Auch Déjà vues werden langweilig. Es war wie immer: Vor dem PDS-Parteitag am vergangenen Sonntag die Kritik der "Reformer" an der mangelnden Bewältigung der DDR-Vergangenheit, an der Rückwärtsgewandtheit, der Appell, nun endlich in der Bundesrepublik anzukommen. Doch der Parteitag war Nährboden für Retroviren. Nun folgt der obligatorische Katzenjammer und die Verwunderung der "Reformer", daß sie wieder einmal nicht offen gestritten haben. Die Sprachregelung der Parteiführung galt: Die Affäre um den Honorarvertrag mit dem Exspion Rupp, die Amnestiedebatte - alles nur ein Problem des "Erscheinungsbildes"! Der Vorsitzende Lothar Bisky forderte "Kontinuität und Lernen"; Gregor Gysi übte Medienschelte: unsere kleinen Fehler und die große Ungerechtigkeit der Medien. Die böse Außenwelt stiftet innere Einheit. So wurde eine Personalie zum Ereignis: die triumphale Wahl des Dieter Dehm zum Parteivize. Der Medienprofi aus Hessen, Konzertmanager, Liedermacher, vor kurzem aus der SPD ausgetreten, ganz locker trotz des Stasi-Verdachts, der Erfolgstyp aus dem Westen, schwarze Lederjacke - seine Wahl war ein logischer Schritt: Wenn alles nur eine Frage des "Erscheinungsbildes" ist, dann muß eben ein Profi für das flotte Parteidesign in den Vorstand.

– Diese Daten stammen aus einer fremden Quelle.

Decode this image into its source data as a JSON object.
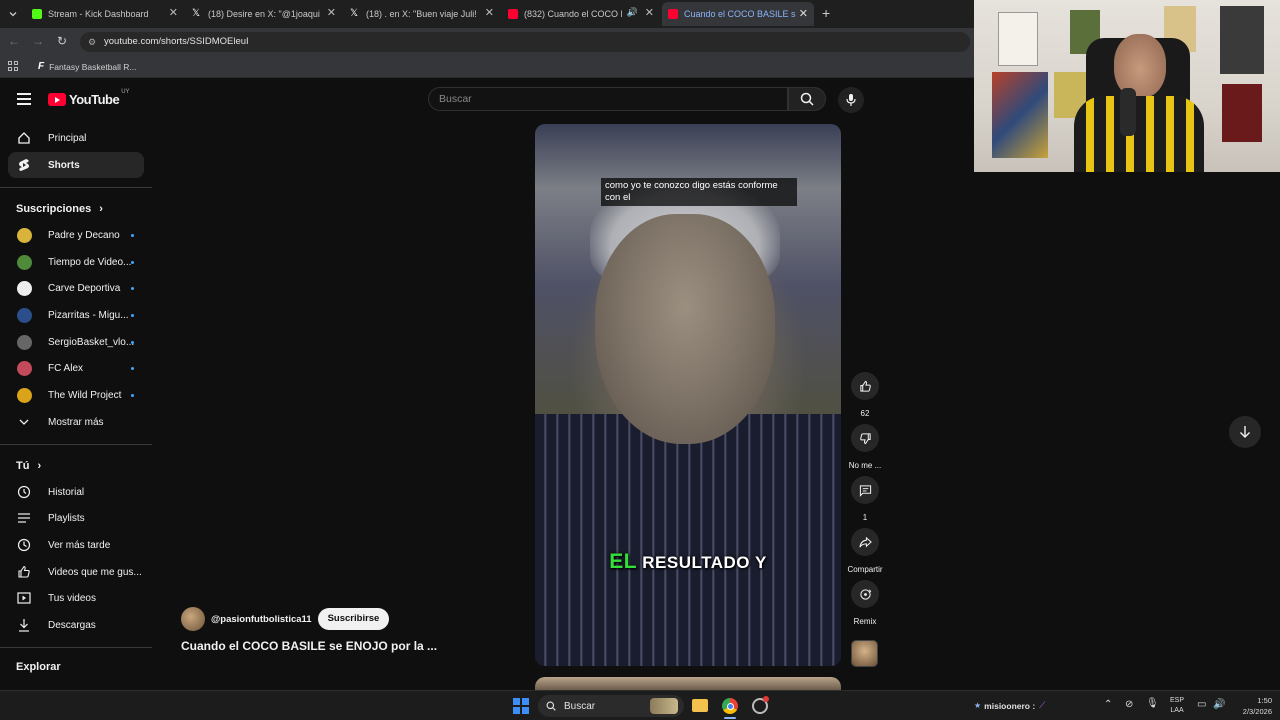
{
  "browser": {
    "tabs": [
      {
        "title": "Stream - Kick Dashboard",
        "icon": "kick-icon",
        "color": "#53fc18",
        "active": false
      },
      {
        "title": "(18) Desire en X: \"@1joaquinm",
        "icon": "x-icon",
        "color": "#ffffff",
        "active": false
      },
      {
        "title": "(18) . en X: \"Buen viaje Juli! htt",
        "icon": "x-icon",
        "color": "#ffffff",
        "active": false
      },
      {
        "title": "(832) Cuando el COCO BAS",
        "icon": "youtube-icon",
        "color": "#ff0033",
        "active": false
      },
      {
        "title": "Cuando el COCO BASILE se ENO",
        "icon": "youtube-icon",
        "color": "#ff0033",
        "active": true
      }
    ],
    "url": "youtube.com/shorts/SSIDMOEleuI",
    "bookmark": "Fantasy Basketball R..."
  },
  "youtube": {
    "logo_text": "YouTube",
    "region": "UY",
    "search_placeholder": "Buscar",
    "nav": [
      {
        "label": "Principal",
        "icon": "home-icon",
        "active": false
      },
      {
        "label": "Shorts",
        "icon": "shorts-icon",
        "active": true
      }
    ],
    "subscriptions_header": "Suscripciones",
    "subscriptions": [
      {
        "label": "Padre y Decano",
        "color": "#d9b43a"
      },
      {
        "label": "Tiempo de Video...",
        "color": "#4f8a3a"
      },
      {
        "label": "Carve Deportiva",
        "color": "#eeeeee"
      },
      {
        "label": "Pizarritas - Migu...",
        "color": "#2a4f8a"
      },
      {
        "label": "SergioBasket_vlo...",
        "color": "#666666"
      },
      {
        "label": "FC Alex",
        "color": "#c24a5a"
      },
      {
        "label": "The Wild Project",
        "color": "#d9a31a"
      }
    ],
    "show_more": "Mostrar más",
    "you_header": "Tú",
    "you_items": [
      {
        "label": "Historial",
        "icon": "history-icon"
      },
      {
        "label": "Playlists",
        "icon": "playlists-icon"
      },
      {
        "label": "Ver más tarde",
        "icon": "clock-icon"
      },
      {
        "label": "Videos que me gus...",
        "icon": "thumbs-up-icon"
      },
      {
        "label": "Tus videos",
        "icon": "your-videos-icon"
      },
      {
        "label": "Descargas",
        "icon": "download-icon"
      }
    ],
    "explore_header": "Explorar",
    "short": {
      "caption": "como yo te conozco digo estás conforme con el",
      "subtitle_highlight": "EL",
      "subtitle_rest": "RESULTADO Y",
      "channel": "@pasionfutbolistica11",
      "subscribe": "Suscribirse",
      "title": "Cuando el COCO BASILE se ENOJO por la ...",
      "likes": "62",
      "dislike_label": "No me ...",
      "comments": "1",
      "share_label": "Compartir",
      "remix_label": "Remix"
    }
  },
  "taskbar": {
    "search": "Buscar",
    "notification": "misioonero :",
    "lang_top": "ESP",
    "lang_bottom": "LAA",
    "time": "1:50",
    "date": "2/3/2026"
  }
}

Und die Programmdebatte, die ein André Brie eingeklagt hatte? Da die PDS feministischer als die Feministen, grüner als die Grünen, linker als die SPD, östlicher als die Ostdeutschen und zugleich das gute Gewissen des Westens sein will, braucht sie keine Programmdebatte. Sie würde die PDS als Avantgarde der linken Gutmenschen gefährden. Die Lebenslügen der großen DDR-Familie sind stärker als alle kritischen Impulse. Außerdem: Eine Partei, stabilisiert durch 60 Prozent Altkader, bietet paradoxerweise viel Freiraum für Sektierer, Dogmatiker, für Radikalismen, für Systemwiderstand und überdies - im Unterschied zu anderen Parteien - viele hauptamtliche Stellen in Ländern und Gemeinden. Nirgendwo kann man als Jugendlicher so leicht eine Abgeordnetenkarriere machen. Die PDS: Das ist das Unikum einer sektiererischen Volkspartei.

So bleibt man unter Seinesgleichen, selbstgerecht. Kein Grund zur Änderung. Dennoch kriselt es; die Praxisbereiche reißen auseinander, die tüchtigen jungen Frauen, die "Reformerinnen" werden rebellischer. Aber noch herrscht das Leninsche Fraktionsverbot und das Einheitsmilieu gegen die (bürgerliche) Außenwelt. Es wird zerfallen, wenn es für Grundsatzdebatten zu spät ist. Wer zu früh protestiert, wie André Brie, wird ausgegrenzt. Er kandidierte nicht wieder für den Vorstand, und Lothar Bisky ließ den Dank der Partei an ihn, der noch in der schriftlichen Fassung seiner Grundsatzrede gestanden hatte, einfach weg.